The use of dramatic irony and foreshadowing additionally adds to the allegorical nature of Dickens’ tale. In establishing that there was “no doubt that Marley was dead” which was a fact that must be “distinctly understood” punctuates Jacob Marley’s role in the story as that which is significant to the amelioration of Scrooge’s miserly nature. Marley does indeed proceed to play the role as one of the many catalysts enabling Scrooge’s drastic metamorphosis into someone who is warm and is not only enraptured by work. Dramatic irony and foreshadowing form the foundation of the message imparted upon the reader by the Ghost of Christmas Yet to Come. Each vision presented to Scrooge by the Ghost culminates to him seeing “upon the stone of the neglected grave his own name” although the reader is fully aware of Scrooge’s fate long before Scrooge is confronted by his own headstone. Symbolic of the march of time towards an undeniably fixed end, the Ghost not only instils fear, but serves as a warning to those who lack philanthropy. In presenting Scrooge with harrowing predictions of the future such as him in a “dark empty house, with not a man, woman or a child” to mourn his passing, Scrooge finally realises that “men’s courses will foreshadow certain ends”, warning readers of what will become of them if they remain morally vacuous.

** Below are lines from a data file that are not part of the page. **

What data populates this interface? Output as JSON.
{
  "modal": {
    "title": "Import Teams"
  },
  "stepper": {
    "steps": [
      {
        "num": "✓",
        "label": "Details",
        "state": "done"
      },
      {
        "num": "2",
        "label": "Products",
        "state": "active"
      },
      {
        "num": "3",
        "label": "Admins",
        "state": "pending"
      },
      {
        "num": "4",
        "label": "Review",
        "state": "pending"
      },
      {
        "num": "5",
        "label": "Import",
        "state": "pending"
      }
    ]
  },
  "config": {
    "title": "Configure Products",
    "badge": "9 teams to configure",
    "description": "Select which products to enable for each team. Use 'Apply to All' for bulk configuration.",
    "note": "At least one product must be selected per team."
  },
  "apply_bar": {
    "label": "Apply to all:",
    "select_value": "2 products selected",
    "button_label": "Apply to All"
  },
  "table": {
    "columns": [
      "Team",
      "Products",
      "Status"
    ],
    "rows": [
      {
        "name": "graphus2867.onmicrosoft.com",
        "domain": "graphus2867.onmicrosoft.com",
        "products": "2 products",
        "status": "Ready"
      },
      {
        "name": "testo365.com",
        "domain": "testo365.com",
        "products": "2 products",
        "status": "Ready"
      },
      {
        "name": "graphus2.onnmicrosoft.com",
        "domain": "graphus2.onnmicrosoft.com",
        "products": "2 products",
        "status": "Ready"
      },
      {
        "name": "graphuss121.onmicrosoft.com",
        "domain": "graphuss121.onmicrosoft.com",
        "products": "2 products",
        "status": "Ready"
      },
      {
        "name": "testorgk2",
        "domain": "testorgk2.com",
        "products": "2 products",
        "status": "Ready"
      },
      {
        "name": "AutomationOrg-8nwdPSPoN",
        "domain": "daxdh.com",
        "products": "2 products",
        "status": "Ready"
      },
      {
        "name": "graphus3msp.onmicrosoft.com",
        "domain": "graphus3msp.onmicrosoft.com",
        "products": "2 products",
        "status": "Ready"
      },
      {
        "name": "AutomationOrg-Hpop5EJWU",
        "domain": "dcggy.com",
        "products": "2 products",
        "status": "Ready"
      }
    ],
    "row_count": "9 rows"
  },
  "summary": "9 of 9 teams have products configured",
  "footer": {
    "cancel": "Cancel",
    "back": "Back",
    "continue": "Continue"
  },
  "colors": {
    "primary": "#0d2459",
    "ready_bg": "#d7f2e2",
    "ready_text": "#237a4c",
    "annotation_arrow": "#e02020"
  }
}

Indeed, it is clear that language conventions are imperative catalysts to the moralistic nature of Charles Dickens’ novella ‘A Christmas Carol’. Charles Dickens seeks to confront a 19th century readership with what may become of society that may be incurred if society remains spiritually devoid and does not seek to ameliorate their situation by upholding tradition. In the words of Jacob Marley, “charity, mercy, forbearance, and benevolence, [are], all, [our] business.”